Pemandangan tersebut antara lain sisampaikan Taufik salah seorang warga Medan yang harus menghabiskan waktu sekitar dua jam perjalanan dari Jalan Sei Serayu Medan menuju Jalan Ahmad Yani, Kesawan.
Dijelaskanya, kemacetan disebabkan genangan air dan juga pohon tumbang di kawasan Jalan Abdullah Lubis, sehingga beberapa jalan di sekitar kawasan itu di antaranya Jalan Sei Bahorok, Jalan Setia Budi, Jalan Darusalam dan sekitarnya dipadati kendaraan bermotor terpaksa berjalan sangat lambat. “Macet parah dan terjadi hampir merata,” kata dia.
Hal serupa dialami warga lainnya marga Siregar yang mengaku harus menghabiskan waktu dua jam setengah mengendarai mobil dari Jalan Djamin Ginting Padang Bulan menuju Kesawan, Medan. Padahal dalam kondisi normal hanya membutuhkan waktu sekitar 45 menit
“Di hampir sebagian besar jalan terjadi banjir setinggi lebih kurang 50 cm lebih, sehingga kendaraan tidak bisa melaju normal,” ungkapnya.
Berdasarkan amatan di lapangan, kemacetan cukup parah terjadi di Jalan KH Wahid Hasyim diakibatkan genangan air relatif cukup dalam sehingga memaksa kendaraan melaju ekstra hati-hati.
Genangan air serupa juga terjadi di Jalan Dr Mansyur dan Jalan Gatot Subroto di sekitar Kawasan Simpang Titi Papan Sei Sekambing Medan. Genangan air juga terlihat jelas di kawasan Jalan Sudirman Medan atau tidak jauh dari kediaman pejabat teras Kota Medan dan Sumut.
Kemacetan akibat genangan juga terjadi di Underpass Titi Kuning. Lepas dari underpass kemacetan terlihat sepanjang Jalan AH Nasution hingga simpang Jalan Sisingamangaraja. Kondisi ini membuat jalan di sekitarnya terdampak kemacetan seperti di Jalan STM sekitarnya, Jalan Bunga Cempaka PB Selayang, Jalan Bunga Mawar dan sekitarnya.

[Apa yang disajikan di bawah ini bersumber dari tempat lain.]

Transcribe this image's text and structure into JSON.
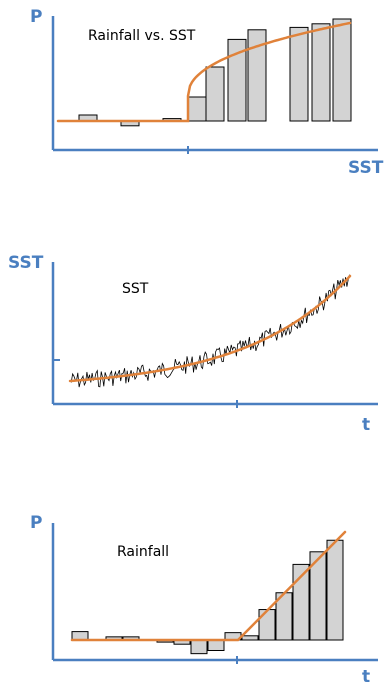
{
  "colors": {
    "axis": "#4a7fc0",
    "fit": "#e0823a",
    "bar_fill": "#d3d3d3",
    "bar_edge": "#000000"
  },
  "chart_data": [
    {
      "type": "bar",
      "title": "Rainfall vs. SST",
      "ylabel": "P",
      "xlabel": "SST",
      "values": [
        0.05,
        0.02,
        -0.04,
        0.02,
        0.2,
        0.45,
        0.68,
        0.76,
        0.78,
        0.81,
        0.85
      ],
      "fit": "piecewise: flat near 0 up to threshold, then rises steeply with square-root shape"
    },
    {
      "type": "line",
      "title": "SST",
      "ylabel": "SST",
      "xlabel": "t",
      "series": [
        {
          "kind": "noisy",
          "shape": "exponential growth with noise"
        },
        {
          "kind": "fit",
          "shape": "smooth exponential curve"
        }
      ]
    },
    {
      "type": "bar",
      "title": "Rainfall",
      "ylabel": "P",
      "xlabel": "t",
      "values": [
        0.08,
        0.0,
        0.03,
        0.03,
        0.0,
        -0.02,
        -0.04,
        -0.13,
        -0.1,
        0.07,
        0.04,
        0.29,
        0.45,
        0.72,
        0.84,
        0.95
      ],
      "fit": "flat near 0, then linear increase after threshold"
    }
  ]
}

Kemacetan semakin parah akibat pengendara tidak disiplin. Semua ingin saling mendahului yang membuat suasana semakin semraut dan kendaraan sama sekali tidak bergerak seperti yang terjadi di Simpang Jalan Jamin Ginting Simpang Jalan Dr Mansyur. Keadaan yang hampir sama terjadi di simpang Jalan AH Nasution menuju Jalan Sisingamangaraja.
Informasi yang diperoleh dari Stasiun Klimatologi Deliserdang, Rabu (19/6) menjelaskan, pola angin di Sumatera Utara didominasi dari arah Tenggara hingga Barat Daya.
Kepala Stasiun Klimatologi Deliserdang Klaus Johanes Apoh Damanik menjelaskan, adanya gangguan cuaca berupa sirkulasi udara di perairan barat Kalimantan dan pola tekanan udara di belahan bumi utara yang lebih rendah dibandingkan belahan bumi selatan, menjadikan wilayah Sumut menjadi daerah belokan angin (shear line) yang membawa uap air dari Samudera Hindia melewati Sumut, sehingga pembentukan awan konvektif penyebab hujan menjadi lebih signifikan.
Bebas Banjir
Sementara Gubernur Sumut Edy Rahmayadi memimpin rapat penanggulangan banjir di Kota Medan bersama Pemerintah Kota (Pemko) Medan, Balai Wilayah Sungai (BWS) Sumatera II, Ditjen Sumber Daya Air, dan Kementerian PUPR, di Ruang Rapat Kantor Gubernur Sumut, Jalan Pangeran Diponegoro, Nomor 30, Medan, Rabu (19/6).
Dalam rapat tersebut, Edy menyampaikan program Medan Menuju Bebas Banjir 2022 harus terwujud. "Harus bisa diwujudkan program Medan Menuju Bebas Banjir 2022. Mari kita kerja sama untuk merperbaikinya. Maaf bila saya memaksakan kehendak, tapi ini bukan untuk saya, untuk kepentingan rakyat Sumut. Kasihan rakyat kita, sudah bertahun-tahun merasakan banjir," ucapnya memulai rapat.
Ia berpesan, agar BWS dan Pemko Medan jangan bekerja sendiri-sendiri. "Kalian jangan main sendiri sendiri. BWS dikirim dari Jakarta untuk mengkoordinir ini, kalau Pemko Medan main sendiri, BWS main sendiri, tak akan selesai masalah banjir ini. Apapun alasannya, ini harus kita kerjakan serius," tegasnya.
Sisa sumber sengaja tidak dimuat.